Army Rewrites Drone Doctrine Force-Wide as “Drone Dominance” Becomes Priority

The U.S. Army is overhauling its operational doctrine across all echelons to incorporate lessons from the accelerating battlefield use of uncrewed aircraft systems, abandoning the traditional years-long doctrinal update cycle in favor of an iterative, experience-driven process.

Image: U.S. Army photo by Staff Sgt. Adeline Witherspoon

The effort is framed explicitly around the Army’s “drone dominance” objective, which Richard Creed, director of the Combined Arms Doctrine Directorate (CADD) at Fort Leavenworth, described as a Department priority. “Most efforts this past year focused on fielding systems and learning to use them,” Creed said. “As operational forces gain expertise, we can better determine what the doctrine should say.”

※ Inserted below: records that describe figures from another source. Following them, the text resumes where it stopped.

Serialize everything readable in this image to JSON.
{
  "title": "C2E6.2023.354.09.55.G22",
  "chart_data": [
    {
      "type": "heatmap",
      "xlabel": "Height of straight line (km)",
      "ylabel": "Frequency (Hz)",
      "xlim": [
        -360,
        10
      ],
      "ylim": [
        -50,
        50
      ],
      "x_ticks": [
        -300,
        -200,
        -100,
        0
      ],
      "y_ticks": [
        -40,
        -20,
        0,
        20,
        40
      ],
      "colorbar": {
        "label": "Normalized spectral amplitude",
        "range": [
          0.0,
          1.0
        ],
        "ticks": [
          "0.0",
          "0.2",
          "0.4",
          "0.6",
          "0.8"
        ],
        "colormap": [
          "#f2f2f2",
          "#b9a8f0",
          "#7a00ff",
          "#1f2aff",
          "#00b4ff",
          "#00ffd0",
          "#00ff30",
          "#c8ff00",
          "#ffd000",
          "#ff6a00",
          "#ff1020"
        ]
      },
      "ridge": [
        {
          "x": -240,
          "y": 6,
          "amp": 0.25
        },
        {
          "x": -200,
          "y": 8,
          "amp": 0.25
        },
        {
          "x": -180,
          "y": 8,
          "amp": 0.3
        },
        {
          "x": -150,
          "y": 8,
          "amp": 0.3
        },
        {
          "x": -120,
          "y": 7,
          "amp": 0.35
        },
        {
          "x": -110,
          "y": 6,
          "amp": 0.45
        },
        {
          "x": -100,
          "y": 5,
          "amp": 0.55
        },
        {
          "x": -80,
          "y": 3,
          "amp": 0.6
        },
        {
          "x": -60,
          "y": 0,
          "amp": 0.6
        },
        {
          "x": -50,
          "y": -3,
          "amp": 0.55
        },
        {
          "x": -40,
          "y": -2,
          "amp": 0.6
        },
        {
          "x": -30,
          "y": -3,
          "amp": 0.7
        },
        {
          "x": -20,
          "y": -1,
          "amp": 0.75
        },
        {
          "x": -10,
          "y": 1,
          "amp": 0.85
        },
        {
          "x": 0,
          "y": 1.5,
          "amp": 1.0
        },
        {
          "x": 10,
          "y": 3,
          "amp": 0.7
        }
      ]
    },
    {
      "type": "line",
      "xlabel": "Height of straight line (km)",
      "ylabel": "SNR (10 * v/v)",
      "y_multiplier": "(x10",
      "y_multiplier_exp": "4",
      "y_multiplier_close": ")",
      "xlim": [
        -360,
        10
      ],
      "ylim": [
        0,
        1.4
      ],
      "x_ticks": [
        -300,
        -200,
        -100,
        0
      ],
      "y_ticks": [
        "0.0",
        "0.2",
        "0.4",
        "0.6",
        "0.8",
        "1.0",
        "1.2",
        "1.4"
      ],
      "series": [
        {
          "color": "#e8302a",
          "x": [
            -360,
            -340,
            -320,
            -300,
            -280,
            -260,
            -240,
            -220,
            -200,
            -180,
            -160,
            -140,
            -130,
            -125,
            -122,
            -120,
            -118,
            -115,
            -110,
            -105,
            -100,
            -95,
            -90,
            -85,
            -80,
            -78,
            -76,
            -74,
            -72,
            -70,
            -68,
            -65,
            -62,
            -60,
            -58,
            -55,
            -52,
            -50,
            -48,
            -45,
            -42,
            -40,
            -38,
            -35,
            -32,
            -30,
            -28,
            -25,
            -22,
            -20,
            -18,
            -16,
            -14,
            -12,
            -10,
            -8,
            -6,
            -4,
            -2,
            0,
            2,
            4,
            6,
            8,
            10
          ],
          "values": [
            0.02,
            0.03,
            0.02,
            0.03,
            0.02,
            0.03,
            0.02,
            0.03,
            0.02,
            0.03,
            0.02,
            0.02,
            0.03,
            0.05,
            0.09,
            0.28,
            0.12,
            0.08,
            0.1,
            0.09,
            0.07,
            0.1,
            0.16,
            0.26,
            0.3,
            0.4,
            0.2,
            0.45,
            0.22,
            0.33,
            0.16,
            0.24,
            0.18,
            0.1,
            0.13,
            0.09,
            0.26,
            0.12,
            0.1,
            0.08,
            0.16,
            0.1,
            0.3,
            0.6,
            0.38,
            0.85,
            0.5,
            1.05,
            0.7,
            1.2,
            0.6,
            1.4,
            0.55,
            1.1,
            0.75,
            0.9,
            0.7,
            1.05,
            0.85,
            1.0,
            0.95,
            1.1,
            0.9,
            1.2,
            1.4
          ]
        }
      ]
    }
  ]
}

The approach inverts the conventional sequence: rather than codifying doctrine before fielding, the Army fields capabilities to soldiers, harvests real-world TTPs, and pushes updates back into the doctrinal library. The service’s capstone operations manual, Field Manual 3-0, was revised in March 2025 to reflect the persistent-drone threat environment, adding operational imperatives that include “protect against constant observation” and “make contact with sensors, unmanned systems, or the smallest element possible.” The update also incorporated vignettes drawn from the Russo-Ukrainian War.

The revision process runs through a two-tier structure. CADD handles broad conceptual doctrine, while the Army Centers of Excellence address domain-specific detail. Robert Ault, CADD deputy director, noted that newly published Army Training Publications now feed back upward, prompting reexamination of higher-level field manual concepts — a dynamic that keeps the doctrinal architecture in continuous motion rather than on fixed publication cycles.

On the offensive side, the Maneuver Center of Excellence is finalizing ATP 3-90.51, Tactical Employment of Small Unmanned Aircraft Systems. On the defensive side, the Fires Center of Excellence is revising ATP 3-01.81, Counter-Small Unmanned Aircraft System Techniques. Both are described as responsive to the pace of change on current battlefields. The revision process also extends to foundational intelligence doctrine: FM 2-0, Intelligence, is being updated to expand coverage of adversary UAS capabilities and individual soldier tasks related to the drone threat.